Kapolres Ponorogo AKBP Catur Cahyono Wibowo. (Foto/Dok.Beritajatim.com)
Jawa Timur - Kasus dugaan penganiayaan santri di Pondok Modern Darussalam Gontor (PMDG) hingga menyebabkan kematian, terus didalami oleh Satreskrim Polres Ponorogo.
Petugas kepolisian kembali melakukan pemeriksaan sebanyak 2 orang. Sehingga kini total saksi yang diperiksa oleh Satreskrim Polres Ponorogo menjadi 9 orang. Dengan rincian 2 santri, 4 dokter dan 3 ustaz atau staf pengajar di Pondok Gontor.
“Tadi malam ada 2 dokter lagi yang kita periksa. Sehingga untuk saksi dokter, ada 4 orang yang sudah kita periksa,” kata Kapolres Ponorogo AKBP Catur Cahyono Wibowo, Selasa (6/9)
Catur menyebut jumlah saksi yang akan diperiksa itu, besar kemungkinan akan bertambah lagi. Karena rangkaian kasus dugaan penganiayaan itu, tidak hanya di satu titik saja. Namun, juga ada beberapa titik yang akan diperiksa dan tentu akan ada saksinya.
“Semua dokter yang diperiksa ini, ya para dokter yang bertugas di rumah sakit yang ada di Pondok Gontor,” katanya. dilansir beritajatim
Progres terkini dalam penyelidikan ini, kata Catur pihaknya secepatnya akan melakukan olah TKP. Hal itu penting dilakukan untuk menaikkan ke tahap selanjutnya.
Meski rentan kejadian, hingga kasus ini mencuat sudah beberapa hari, Catur yakin tidak ada TKP atau barang bukti yang dikaburkan. Sebab, pihak pondok sendiri sangat kooperatif dan terbuka atas kasus dugaan penganiayaan ini.
Polres Ponorogo saat ini juga menjalin komunikasi dengan orangtua korban yang ada di Palembang Sumatera Selatan.
“Kita juga melakukan komunikasi dengan ortu korban. Kita lagi menunggu untuk jawaban otopsi,” katanya.
Mencuatnya kasus dugaan penganiayaan santri hingga meninggal di Pondok Gontor ini berawal dari postingan video pengacara Hotman Paris di akun instagramnya pada hari Minggu (4/9) siang.
Postingan video pengacara spesialis perkara kepailitan itu, tentang aduan seorang ibu di Kota Palembang. Dengan menangis tersedu-sedu, ibu yang bernama Soimah itu mengungkapkan ke Hotman, bahwa ada dugaan kejanggalan dalam kematian anaknya yang sedang menjadi santri di salah satu pondok di Gontor Ponorogo.
Anak pertama ibu Soimah yang bernama Albar Mahdi itu diduga meninggal karena tindakan penganiayaan atau kekerasan.
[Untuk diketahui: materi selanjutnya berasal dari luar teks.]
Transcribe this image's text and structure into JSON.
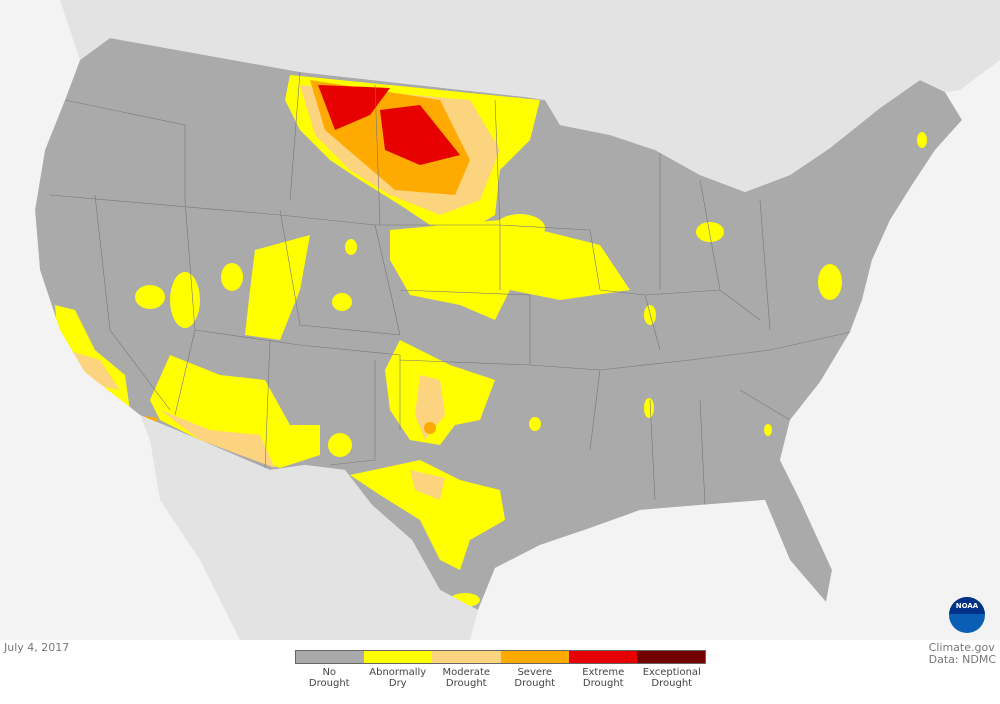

Jenazah anak yang berumur 17 tahun pada bulan Desember nanti itu, meninggal di pondok pada tanggal 22 Agustus 2022.
Selang sehari, tepatnya tanggal 23 Agustus, jenazah Albar tiba di rumah duka di Palembang. Melihat kondisi jenazah yang kain kafannya masih ada darahnya, sang ibu menduga kematian Albar itu tidak wajar.